STERLING — A REPRESENTATIVE OF A FAMILY OF SHORT TO INTERMEDIATE TERM TRADING INDICATORS UNDERGOING TESTING
STERLING is shown above in the upper panel with the S&P-500 eMini contract shown in the lower panel. STERLING often negatively diverges with the rising price prior to profitable levels at which to sell long positions. STERLING has just painted a higher high with no negative divergence in place, which implies the price rally likely may linger. This configuration is basically confirming the residual strength in the price being suggested by SAMMY. So, for now TATY is odd man out relative to SAMMY and STERLING, which means we need to see more “cards” before these three indicators align. This grades out as implying the price rally is not likely done but may be subject to weakening.
As usual Screenshot-920 (above) and 921 (below) are shown above for your additional perspective and information through Friday’s close. Regarding Screenshot-920, I suspect that the lower dashed magenta horizontal resistance line (broken previous support) will likely contain any additional rally. If not and the upper red dashed resistance line comes into play, then depending on the weight of all the evidence at the time, we may be able to determine that S&P-500 3636 was the terminus of the initial leg down in a nascent bear market of unknown degree and duration.
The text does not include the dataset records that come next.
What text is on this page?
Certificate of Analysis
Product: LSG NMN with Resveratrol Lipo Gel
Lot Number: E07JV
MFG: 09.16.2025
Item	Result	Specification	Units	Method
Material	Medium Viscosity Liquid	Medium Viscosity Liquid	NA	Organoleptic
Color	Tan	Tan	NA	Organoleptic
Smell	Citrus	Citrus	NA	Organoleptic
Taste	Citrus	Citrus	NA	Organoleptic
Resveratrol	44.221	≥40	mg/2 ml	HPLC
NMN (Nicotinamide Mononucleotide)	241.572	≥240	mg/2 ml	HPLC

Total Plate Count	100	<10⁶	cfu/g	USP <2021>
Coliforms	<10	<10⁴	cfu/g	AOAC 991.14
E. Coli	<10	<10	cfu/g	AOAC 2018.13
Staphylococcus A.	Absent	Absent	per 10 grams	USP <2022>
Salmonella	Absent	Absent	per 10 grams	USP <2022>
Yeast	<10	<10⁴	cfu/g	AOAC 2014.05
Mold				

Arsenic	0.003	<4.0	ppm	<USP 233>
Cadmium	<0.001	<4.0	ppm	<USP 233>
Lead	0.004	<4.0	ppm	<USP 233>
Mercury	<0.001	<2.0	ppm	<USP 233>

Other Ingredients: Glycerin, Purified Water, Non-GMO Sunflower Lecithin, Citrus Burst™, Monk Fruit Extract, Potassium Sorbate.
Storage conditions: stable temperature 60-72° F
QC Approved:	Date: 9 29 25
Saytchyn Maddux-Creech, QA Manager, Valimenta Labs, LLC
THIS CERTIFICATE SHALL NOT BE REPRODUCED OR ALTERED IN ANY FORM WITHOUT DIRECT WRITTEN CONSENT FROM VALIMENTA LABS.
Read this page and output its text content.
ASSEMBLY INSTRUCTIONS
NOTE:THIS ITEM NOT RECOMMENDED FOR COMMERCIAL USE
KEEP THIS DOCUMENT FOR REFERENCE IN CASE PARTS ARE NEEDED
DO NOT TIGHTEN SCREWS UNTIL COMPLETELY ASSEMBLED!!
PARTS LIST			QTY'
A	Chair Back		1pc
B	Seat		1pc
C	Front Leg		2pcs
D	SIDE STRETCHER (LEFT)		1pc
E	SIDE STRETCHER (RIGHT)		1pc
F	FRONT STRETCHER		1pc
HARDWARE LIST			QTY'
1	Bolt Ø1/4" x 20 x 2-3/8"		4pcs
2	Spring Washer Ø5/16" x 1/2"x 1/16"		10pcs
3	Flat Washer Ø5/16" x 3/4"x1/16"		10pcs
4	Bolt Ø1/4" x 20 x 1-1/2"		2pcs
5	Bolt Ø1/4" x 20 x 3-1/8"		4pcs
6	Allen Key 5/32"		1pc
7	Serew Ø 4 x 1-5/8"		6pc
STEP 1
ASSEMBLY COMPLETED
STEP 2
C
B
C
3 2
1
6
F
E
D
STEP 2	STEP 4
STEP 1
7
Screenshot-921 has been shown several times previously and shows Fibonacci projected support zones beginning at two different major bottoms, namely March 23, 2020 at approximately S&P-500 2190 and March 9, 2009 at 666. There are near overlaps in the projections at the 3800 and 3200 levels, of which 3800 has already come into play leaving 3200 as a significant target. Support zones created by the long rally to the all-time high at S&P-500 4818 are shown as blue rectangles. The color coding for retracement levels is identical with orange equal to 25%, red 38%, yellow 50% and green 62%.
As long as S&P-500 2190 is not violated on a closing basis, then we will treat this bear market as a correction of the leg up from the March 23, 2020 low to the all-time high at 4818. Should S&P-500 2190 be breached on a closing basis, then in our view that would be confirmation of a larger degree bear market at work with very serious implications for client wealth, and for potential economic, social, political, and geopolitical unrest and/or chaos.